自分と関わった者が傷付く事を恐れる⋯その対象は、人間だけではなくレヴィ達も含まれているのだと、レヴィは分かっていない。
「やだよ⋯あんたに頼ったら、またあんたが傷付くじゃん⋯」
「ルティ⋯?」
俯きながら震える声で吐露された、少年の本音。その言葉の重みを、レヴィは静かに受け止める。
「あんたが誰かを守ろうとして傷付いた事、俺は忘れてないんだぞ!」
今にも泣きそうな顔をして見上げてくるルティウスの瞳は、少しだけ潤んでいた。そしてレヴィにようやく全てを悟らせる。
「⋯だから、前にも言っただろう?」
けれどレヴィは冷静に、ルティウスを諭す。かつて伝えた言葉をもう一度、彼が行った実績を付け足してルティウスへと投げかける。
「あの戦いの時、傷を負っても私が戦えていたのは、お前が私を守ったからだ」
ルティウスが飛び回るレヴィに防御結界を張り続け、それによって反撃を可能とさせた事実。それは、ルティウスがただ守られるだけでは無いという証。
「お前が私を守ってくれるなら、私がお前を取り巻く全てを守れる」
「レヴィ⋯」
少しだけ驚いたように見開かれた大きな瞳からは、既に恐怖の色は薄れている。やがて不満そうに細められた蒼い目は、普段通りの、呆れたように過保護を撥ね付ける少年のものへと戻っていた。
「それってさ、結局俺の魔力の負担、でかくない?」
「嫌か?」
「別に俺は良いけどさ⋯」
ルティウスは思い出していた。
お前が全てを守れ⋯レヴィにそう言われた時の、嬉しい気持ちを。
「俺の魔力、枯らすなよ?」
「そんなヘマはしない」
いつの間にか、長らくルティウスの身体を襲っていた嘔吐きも船酔いの影響も無くなっていた。
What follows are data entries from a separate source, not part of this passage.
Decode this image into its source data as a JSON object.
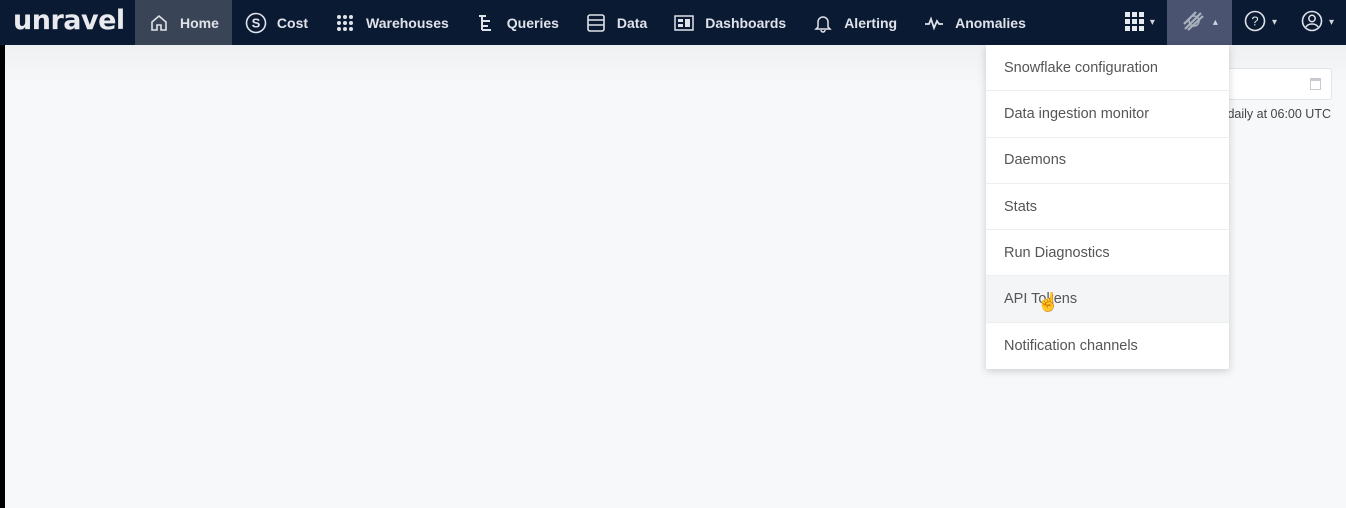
{
  "brand": "unravel",
  "nav": [
    {
      "label": "Home",
      "icon": "home-icon",
      "active": true
    },
    {
      "label": "Cost",
      "icon": "dollar-circle-icon"
    },
    {
      "label": "Warehouses",
      "icon": "grid-dots-icon"
    },
    {
      "label": "Queries",
      "icon": "tree-icon"
    },
    {
      "label": "Data",
      "icon": "database-icon"
    },
    {
      "label": "Dashboards",
      "icon": "dashboard-icon"
    },
    {
      "label": "Alerting",
      "icon": "bell-icon"
    },
    {
      "label": "Anomalies",
      "icon": "pulse-icon"
    }
  ],
  "right_icons": [
    "apps-grid-icon",
    "settings-icon",
    "help-icon",
    "user-icon"
  ],
  "schedule_text": "daily at 06:00 UTC",
  "settings_menu": [
    "Snowflake configuration",
    "Data ingestion monitor",
    "Daemons",
    "Stats",
    "Run Diagnostics",
    "API Tokens",
    "Notification channels"
  ],
  "hovered_item": "API Tokens",
  "colors": {
    "nav_bg": "#0b1a33",
    "active_bg": "#3a4457"
  }
}
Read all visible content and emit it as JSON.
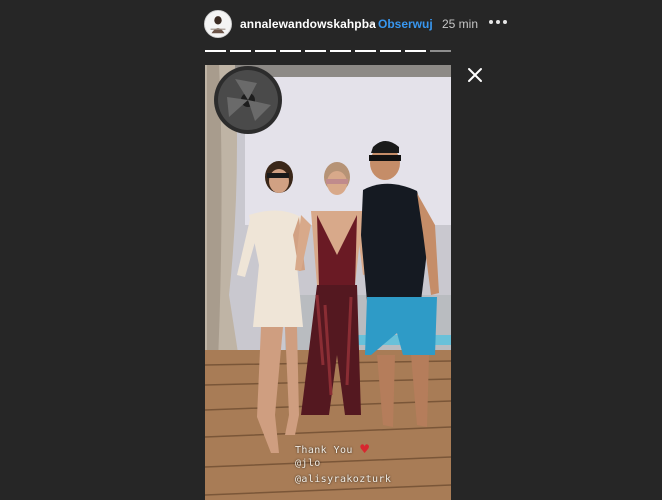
{
  "header": {
    "username": "annalewandowskahpba",
    "separator": "•",
    "follow_label": "Obserwuj",
    "time_ago": "25 min"
  },
  "story": {
    "total_segments": 10,
    "active_segment": 10,
    "caption": {
      "line1": "Thank You",
      "line2": "@jlo",
      "line3": "@alisyrakozturk"
    }
  },
  "colors": {
    "background": "#262626",
    "follow_blue": "#3897f0",
    "heart_red": "#d8272f"
  },
  "icons": {
    "more": "more-horizontal-icon",
    "close": "close-icon",
    "heart": "heart-icon"
  }
}
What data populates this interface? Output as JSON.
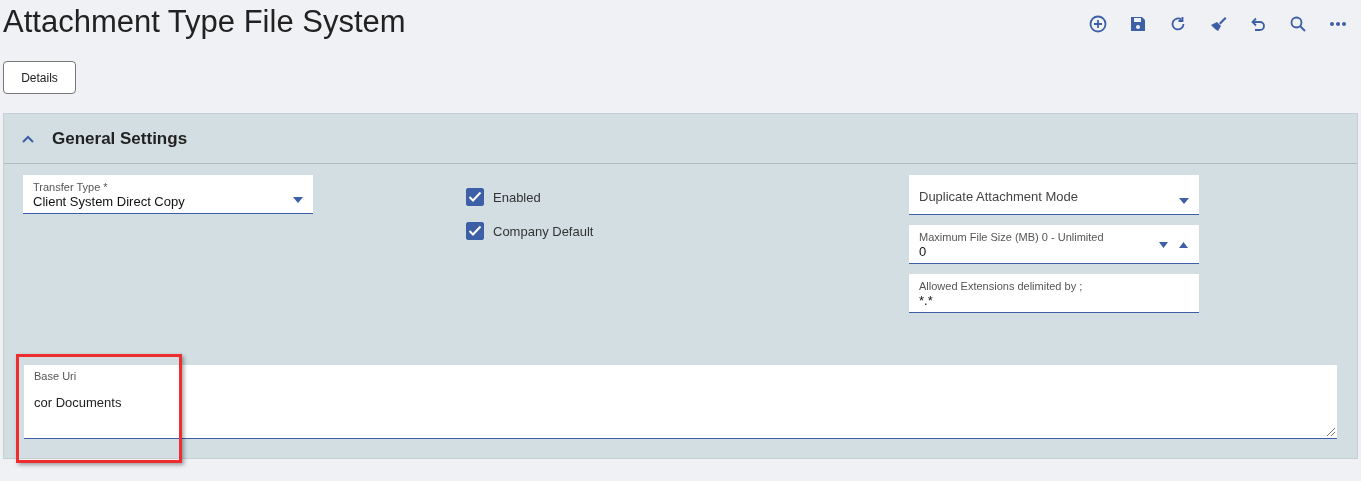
{
  "page": {
    "title": "Attachment Type File System"
  },
  "toolbar": [
    {
      "kind": "add"
    },
    {
      "kind": "save"
    },
    {
      "kind": "refresh"
    },
    {
      "kind": "clear"
    },
    {
      "kind": "undo"
    },
    {
      "kind": "search"
    },
    {
      "kind": "more"
    }
  ],
  "tabs": [
    {
      "label": "Details",
      "selected": true
    }
  ],
  "section": {
    "title": "General Settings",
    "expanded": true,
    "transfer_type": {
      "label": "Transfer Type *",
      "value": "Client System Direct Copy"
    },
    "checkboxes": [
      {
        "label": "Enabled",
        "checked": true
      },
      {
        "label": "Company Default",
        "checked": true
      }
    ],
    "duplicate_mode": {
      "placeholder": "Duplicate Attachment Mode"
    },
    "max_file_size": {
      "label": "Maximum File Size (MB) 0 - Unlimited",
      "value": "0"
    },
    "allowed_extensions": {
      "label": "Allowed Extensions delimited by ;",
      "value": "*.*"
    },
    "base_uri": {
      "label": "Base Uri",
      "value": "cor Documents",
      "highlighted": true
    }
  }
}
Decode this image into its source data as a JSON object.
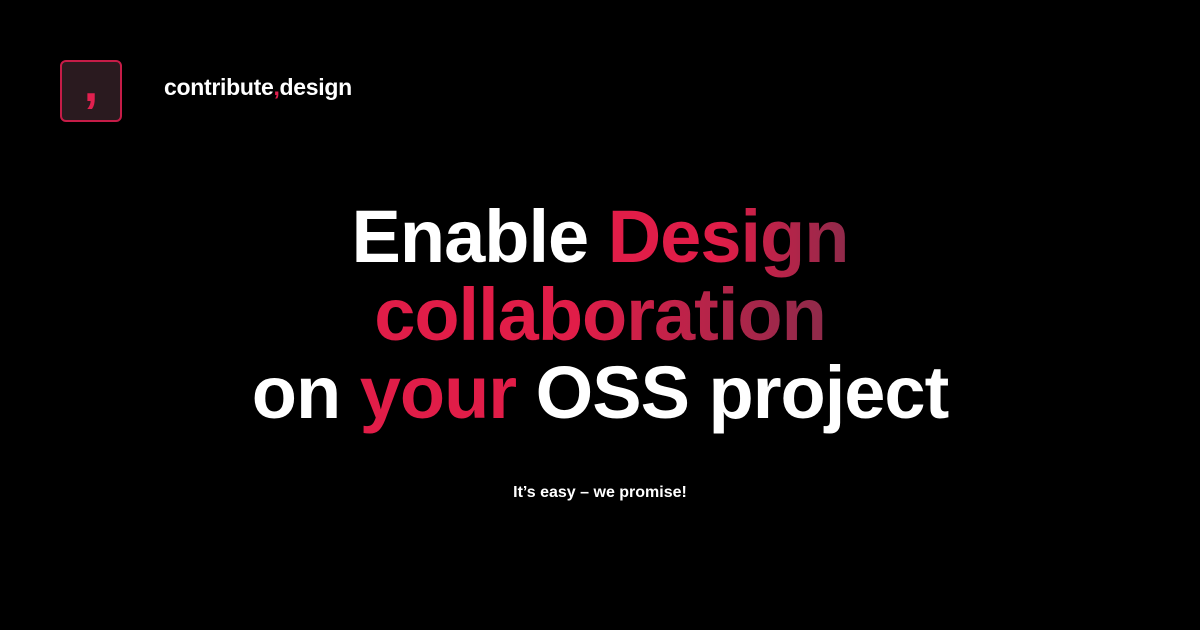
{
  "logo": {
    "glyph": ",",
    "icon": "comma-logo-icon",
    "accent_color": "#e0204f",
    "border_color": "#c51c47",
    "background": "#2a1a1f"
  },
  "brand": {
    "part1": "contribute",
    "separator": ",",
    "part2": "design"
  },
  "headline": {
    "line1": {
      "word1": "Enable ",
      "word2": "Design"
    },
    "line2": {
      "text": "collaboration"
    },
    "line3": {
      "word1": "on ",
      "word2": "your",
      "word3": " OSS project"
    }
  },
  "tagline": "It’s easy – we promise!",
  "colors": {
    "background": "#000000",
    "text": "#ffffff",
    "accent": "#e11d48",
    "accent_dark": "#8f2a4a"
  }
}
ルティウスにとってはどこかも分からない丘の上は、冷たいけれど穏やかな風が吹いている。けれど心の中は、これ以上なく暖かかった。
「⋯ていうか、いつまで頭撫でてるんだよ?」
「辞めてほしいか?」
そう言うレヴィの口元は弧を描き、だが金色の瞳は優しげに細められていた。
「別にいいけどさ⋯」
見慣れた不貞腐れ顔さえ、今はレヴィを安堵させる。
死の境を彷徨い、さらに心を壊しかけた少年の、素の顔を見るのは久しぶりに感じられた。
「お前が疲れ果てたら、また膝を貸してやる」
「膝枕はもういいよ!恥ずかしいじゃん⋯」
すっかり元に戻ったルティウスの回復を喜びつつも、レヴィは密かに、遠くの気配を辿っていた。
ルティウスが持つ黄金色の聖石が嵌められた腕輪、それを標にフィデスが追ってきているのだと、魔力の動きで感知していたから。